Wild Oats
Summary
A prodigal architect’s heir, Roy Wilson, hurtles through speakeasy neon and back-room poker toward the abyss: he owes a fortune to Graham Madison, a city-builder who drafts corruption as deftly as blueprints. Roy’s father—an upright rival bidder for a transcontinental rail artery—unsuspectingly keeps the family drafting table lit late, while Roy’s sister Jessie, all lace and restless intellect, is betrothed to Carew, the Wilson firm’s star engineer. Madison, sniffing blood, dangles his mistress Cleo—a jazz-age Circe in pearls—before the indebted boy; desire mutates into shackles. Cornered, Roy is ordered to filch his father’s sealed bid. That same velvet dusk, Carew’s marriage plea is spurned on age grounds; the plans vanish; Carew is fingered and sacked. Flush with loot, Roy spirits jewels for Cleo, only to crack the family safe; the patriarch stumbles upon Madison’s incriminating envelope dropped by Carew, collapses, heart shattered. A butler’s glance chains Carew to the corpse.
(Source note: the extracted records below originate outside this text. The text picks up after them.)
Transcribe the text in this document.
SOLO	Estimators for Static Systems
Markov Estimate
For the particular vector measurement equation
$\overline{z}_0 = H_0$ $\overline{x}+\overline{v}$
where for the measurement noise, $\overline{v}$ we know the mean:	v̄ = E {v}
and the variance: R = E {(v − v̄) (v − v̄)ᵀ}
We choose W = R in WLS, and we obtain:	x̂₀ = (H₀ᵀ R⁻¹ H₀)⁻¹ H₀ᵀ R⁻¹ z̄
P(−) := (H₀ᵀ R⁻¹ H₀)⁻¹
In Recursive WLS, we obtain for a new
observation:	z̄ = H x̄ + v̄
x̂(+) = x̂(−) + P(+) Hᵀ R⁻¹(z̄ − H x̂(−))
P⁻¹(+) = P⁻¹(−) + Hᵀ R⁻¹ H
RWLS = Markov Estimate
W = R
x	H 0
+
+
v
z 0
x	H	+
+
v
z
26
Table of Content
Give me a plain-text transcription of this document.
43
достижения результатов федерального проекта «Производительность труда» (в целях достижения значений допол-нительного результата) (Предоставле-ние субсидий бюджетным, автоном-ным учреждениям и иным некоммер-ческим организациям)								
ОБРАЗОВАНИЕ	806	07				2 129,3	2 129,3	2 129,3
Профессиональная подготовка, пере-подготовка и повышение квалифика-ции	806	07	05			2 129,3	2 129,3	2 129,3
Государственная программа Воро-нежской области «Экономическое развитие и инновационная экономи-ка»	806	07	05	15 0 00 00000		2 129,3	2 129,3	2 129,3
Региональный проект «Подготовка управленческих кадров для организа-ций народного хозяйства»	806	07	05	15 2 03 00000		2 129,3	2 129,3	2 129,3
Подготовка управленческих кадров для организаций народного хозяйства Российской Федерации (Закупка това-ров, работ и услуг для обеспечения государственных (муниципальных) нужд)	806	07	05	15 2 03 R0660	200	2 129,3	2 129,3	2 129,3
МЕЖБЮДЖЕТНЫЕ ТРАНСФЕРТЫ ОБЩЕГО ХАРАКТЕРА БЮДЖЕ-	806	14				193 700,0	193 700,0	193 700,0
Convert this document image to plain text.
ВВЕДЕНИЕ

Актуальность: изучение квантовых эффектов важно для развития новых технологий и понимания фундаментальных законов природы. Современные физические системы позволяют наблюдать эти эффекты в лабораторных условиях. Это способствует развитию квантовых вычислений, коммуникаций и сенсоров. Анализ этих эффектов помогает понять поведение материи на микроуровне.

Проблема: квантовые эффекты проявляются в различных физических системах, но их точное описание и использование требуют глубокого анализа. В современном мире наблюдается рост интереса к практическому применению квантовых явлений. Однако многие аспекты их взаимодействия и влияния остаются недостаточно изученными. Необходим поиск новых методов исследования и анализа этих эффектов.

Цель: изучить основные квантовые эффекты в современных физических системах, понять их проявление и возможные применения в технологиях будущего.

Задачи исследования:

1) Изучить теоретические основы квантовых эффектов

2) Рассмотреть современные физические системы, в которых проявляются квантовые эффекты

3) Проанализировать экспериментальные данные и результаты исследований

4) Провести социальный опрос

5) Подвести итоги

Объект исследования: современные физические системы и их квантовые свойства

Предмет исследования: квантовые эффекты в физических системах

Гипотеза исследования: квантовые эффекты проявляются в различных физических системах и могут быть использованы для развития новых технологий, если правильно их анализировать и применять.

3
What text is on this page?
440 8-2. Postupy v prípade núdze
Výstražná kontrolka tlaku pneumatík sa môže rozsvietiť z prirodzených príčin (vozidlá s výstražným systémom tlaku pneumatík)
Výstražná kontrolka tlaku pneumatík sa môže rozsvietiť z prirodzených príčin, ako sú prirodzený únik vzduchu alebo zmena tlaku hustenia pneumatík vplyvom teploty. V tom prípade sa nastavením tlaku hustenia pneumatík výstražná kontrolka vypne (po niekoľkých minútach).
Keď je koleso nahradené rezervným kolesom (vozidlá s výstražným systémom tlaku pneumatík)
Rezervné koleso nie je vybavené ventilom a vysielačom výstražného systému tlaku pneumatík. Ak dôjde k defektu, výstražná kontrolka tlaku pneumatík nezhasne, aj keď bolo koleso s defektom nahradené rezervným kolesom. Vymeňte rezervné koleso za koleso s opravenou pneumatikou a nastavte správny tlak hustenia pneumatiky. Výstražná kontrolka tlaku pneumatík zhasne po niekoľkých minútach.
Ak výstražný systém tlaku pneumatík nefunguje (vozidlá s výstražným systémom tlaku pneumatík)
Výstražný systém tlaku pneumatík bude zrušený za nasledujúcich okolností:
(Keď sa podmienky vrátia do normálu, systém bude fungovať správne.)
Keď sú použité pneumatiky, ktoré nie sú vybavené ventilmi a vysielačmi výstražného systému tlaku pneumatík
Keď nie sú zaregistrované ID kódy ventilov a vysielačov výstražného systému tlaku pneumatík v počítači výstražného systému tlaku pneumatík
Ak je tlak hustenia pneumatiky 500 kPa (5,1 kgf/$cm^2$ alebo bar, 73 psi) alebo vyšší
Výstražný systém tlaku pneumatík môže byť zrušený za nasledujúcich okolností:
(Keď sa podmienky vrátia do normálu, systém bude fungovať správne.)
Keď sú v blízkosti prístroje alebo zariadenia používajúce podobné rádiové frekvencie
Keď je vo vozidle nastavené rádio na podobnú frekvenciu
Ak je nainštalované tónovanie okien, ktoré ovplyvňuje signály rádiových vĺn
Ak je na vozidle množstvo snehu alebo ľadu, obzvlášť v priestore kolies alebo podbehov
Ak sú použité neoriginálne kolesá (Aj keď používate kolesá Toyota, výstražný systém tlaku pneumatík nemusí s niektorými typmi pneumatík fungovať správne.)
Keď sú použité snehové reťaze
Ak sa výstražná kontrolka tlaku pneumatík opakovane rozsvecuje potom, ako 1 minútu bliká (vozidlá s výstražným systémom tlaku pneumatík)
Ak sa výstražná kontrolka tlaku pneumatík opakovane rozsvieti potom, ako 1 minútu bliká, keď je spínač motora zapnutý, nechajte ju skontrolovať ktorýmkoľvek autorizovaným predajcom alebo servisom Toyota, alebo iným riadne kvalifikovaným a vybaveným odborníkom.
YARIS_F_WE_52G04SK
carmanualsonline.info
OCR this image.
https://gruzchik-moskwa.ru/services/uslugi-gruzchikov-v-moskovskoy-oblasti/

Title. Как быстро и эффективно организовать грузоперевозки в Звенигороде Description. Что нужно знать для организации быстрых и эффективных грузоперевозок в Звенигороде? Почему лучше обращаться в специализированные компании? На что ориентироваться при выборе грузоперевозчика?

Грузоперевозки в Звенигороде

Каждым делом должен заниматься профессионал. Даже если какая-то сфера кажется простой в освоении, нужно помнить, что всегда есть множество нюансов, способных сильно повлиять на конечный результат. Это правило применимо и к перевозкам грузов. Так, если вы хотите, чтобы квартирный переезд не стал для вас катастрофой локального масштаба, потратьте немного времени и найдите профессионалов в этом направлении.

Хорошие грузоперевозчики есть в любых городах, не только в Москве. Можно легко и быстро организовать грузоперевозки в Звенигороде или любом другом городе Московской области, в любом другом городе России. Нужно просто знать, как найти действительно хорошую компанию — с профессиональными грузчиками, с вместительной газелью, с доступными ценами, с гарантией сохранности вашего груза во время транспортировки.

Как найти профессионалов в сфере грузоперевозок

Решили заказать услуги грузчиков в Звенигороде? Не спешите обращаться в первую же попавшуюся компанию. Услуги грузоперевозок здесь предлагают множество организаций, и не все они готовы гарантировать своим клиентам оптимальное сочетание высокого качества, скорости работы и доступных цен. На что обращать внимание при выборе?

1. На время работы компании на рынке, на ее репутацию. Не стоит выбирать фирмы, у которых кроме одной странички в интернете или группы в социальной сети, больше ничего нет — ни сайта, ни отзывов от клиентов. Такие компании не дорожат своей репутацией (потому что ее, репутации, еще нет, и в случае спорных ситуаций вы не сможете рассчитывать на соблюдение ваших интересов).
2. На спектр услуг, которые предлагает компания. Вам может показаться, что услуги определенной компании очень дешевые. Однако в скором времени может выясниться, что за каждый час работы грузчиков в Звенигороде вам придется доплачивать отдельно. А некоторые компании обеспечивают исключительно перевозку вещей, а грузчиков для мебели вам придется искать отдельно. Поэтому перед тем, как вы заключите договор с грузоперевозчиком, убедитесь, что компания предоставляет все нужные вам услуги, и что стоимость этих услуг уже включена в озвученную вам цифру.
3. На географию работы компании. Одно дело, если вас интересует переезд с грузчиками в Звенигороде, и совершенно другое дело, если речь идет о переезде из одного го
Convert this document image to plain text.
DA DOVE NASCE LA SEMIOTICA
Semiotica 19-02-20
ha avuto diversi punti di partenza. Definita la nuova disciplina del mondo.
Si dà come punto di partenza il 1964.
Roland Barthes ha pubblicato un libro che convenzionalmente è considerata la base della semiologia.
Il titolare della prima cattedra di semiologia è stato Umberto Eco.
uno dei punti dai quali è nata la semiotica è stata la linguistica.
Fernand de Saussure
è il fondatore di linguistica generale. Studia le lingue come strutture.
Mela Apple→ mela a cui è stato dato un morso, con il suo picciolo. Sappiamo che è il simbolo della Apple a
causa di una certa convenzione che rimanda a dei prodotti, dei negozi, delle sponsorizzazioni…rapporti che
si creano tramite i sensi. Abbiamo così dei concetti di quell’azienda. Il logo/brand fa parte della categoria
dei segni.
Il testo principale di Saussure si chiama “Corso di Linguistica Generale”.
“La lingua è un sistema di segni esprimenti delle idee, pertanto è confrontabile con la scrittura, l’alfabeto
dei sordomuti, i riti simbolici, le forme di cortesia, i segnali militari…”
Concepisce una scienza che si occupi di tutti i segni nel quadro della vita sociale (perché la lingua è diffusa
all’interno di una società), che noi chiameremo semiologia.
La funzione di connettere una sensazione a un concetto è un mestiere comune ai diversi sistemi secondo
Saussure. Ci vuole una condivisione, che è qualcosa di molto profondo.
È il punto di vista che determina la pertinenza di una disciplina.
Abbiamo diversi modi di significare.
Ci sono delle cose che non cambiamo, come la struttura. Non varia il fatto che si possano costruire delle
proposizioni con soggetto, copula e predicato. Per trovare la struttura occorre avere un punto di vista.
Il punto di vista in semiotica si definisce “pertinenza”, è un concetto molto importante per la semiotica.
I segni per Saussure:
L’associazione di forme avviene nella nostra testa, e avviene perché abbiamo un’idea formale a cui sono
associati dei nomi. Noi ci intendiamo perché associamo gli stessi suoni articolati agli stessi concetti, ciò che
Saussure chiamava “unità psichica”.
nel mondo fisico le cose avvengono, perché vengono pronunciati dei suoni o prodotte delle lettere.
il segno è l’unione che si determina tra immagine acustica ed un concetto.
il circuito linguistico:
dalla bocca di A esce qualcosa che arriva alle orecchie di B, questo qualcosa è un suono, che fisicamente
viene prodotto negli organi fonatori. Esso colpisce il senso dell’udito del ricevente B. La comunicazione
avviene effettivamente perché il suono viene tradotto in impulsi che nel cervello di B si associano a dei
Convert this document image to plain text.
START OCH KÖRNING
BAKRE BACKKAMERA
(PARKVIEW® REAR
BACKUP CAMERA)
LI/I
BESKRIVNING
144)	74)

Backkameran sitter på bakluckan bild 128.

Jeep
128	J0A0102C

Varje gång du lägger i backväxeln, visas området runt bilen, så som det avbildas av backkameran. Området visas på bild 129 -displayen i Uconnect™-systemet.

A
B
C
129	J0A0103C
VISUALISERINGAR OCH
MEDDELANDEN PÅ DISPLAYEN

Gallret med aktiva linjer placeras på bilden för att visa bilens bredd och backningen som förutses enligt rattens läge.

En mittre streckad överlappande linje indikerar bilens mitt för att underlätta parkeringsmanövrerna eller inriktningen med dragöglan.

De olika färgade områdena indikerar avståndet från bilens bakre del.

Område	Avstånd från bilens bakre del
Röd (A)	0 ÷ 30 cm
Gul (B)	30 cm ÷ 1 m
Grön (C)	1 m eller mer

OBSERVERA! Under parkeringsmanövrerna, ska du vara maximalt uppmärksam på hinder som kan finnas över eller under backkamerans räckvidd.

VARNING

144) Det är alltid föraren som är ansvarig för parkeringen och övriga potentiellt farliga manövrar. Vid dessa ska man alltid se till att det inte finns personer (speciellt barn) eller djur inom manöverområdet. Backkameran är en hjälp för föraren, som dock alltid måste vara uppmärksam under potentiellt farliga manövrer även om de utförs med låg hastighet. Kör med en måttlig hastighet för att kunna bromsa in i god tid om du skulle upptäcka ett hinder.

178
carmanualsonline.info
Roy returns, confession a sob, toppling the house of marked cards. Dawn sees Madison cuffed, the lovers unchained, and a city exhaling soot-choked redemption.
Synopsis
Roy Wilson, an ungovernable youth of fast habits, owes considerable gambling-debt money to Graham Madison, an architect of doubtful morals. Roy's father is a competing architect and his sister Jessie is the sweetheart of Carew, Wilson's chief consulting engineer. In addition to his gambling debts, Roy forms an attachment for Madison's mistress Cleo, which involves him more deeply with Madison. Both Wilson and Madison prepare to submit bids for an important railway contract, and Madison, after getting Roy well in his power, compels him on pain of exposure to steal his father's bid. That night Carew asks for Jessie's hand and is refused by Wilson on the grounds of Jessie's extreme youth. When the loss of the plans is discovered Wilson promptly accuses Carew and discharges him. Meanwhile, Roy travels at a fast pace with Cleo, of whom Madison, having gained his end, has tired. When the fastidious lady fancies an expensive necklace Roy, after trying unsuccessfully to borrow the money to purchase the necklace, rifles the wall safe in his father's library. Unluckily, Carew calls at this moment for a clandestine meeting with Jessie to show her a letter he had just received from Madison in which the letter offers him a position. In leaving the house Carew fails to take with him the envelope bearing Madison's name, and this is left on a table where Wilson finds it on his way upstairs to the library. The shock of the robbery kills the frail, old man, who falls to the floor with the envelope clutched tightly in his hand. This, coupled with the word of the butler who had seen Carew leaving the house, weaves a strong chain of circumstantial guilt. Immediately after the theft Roy hurries to Cleo's apartments and offers her the spoils of his shame. She divines the truth and indignantly sends him home. He arrives in the parlor a moment after Carew, who has been quickly apprehended and brought back. The knowledge of his father's death proves too much and Roy breaks down, confessing the whole story. The following day the law lays a heavy hand on Madison, and Carew and Jessie look hopefully forward to a better day.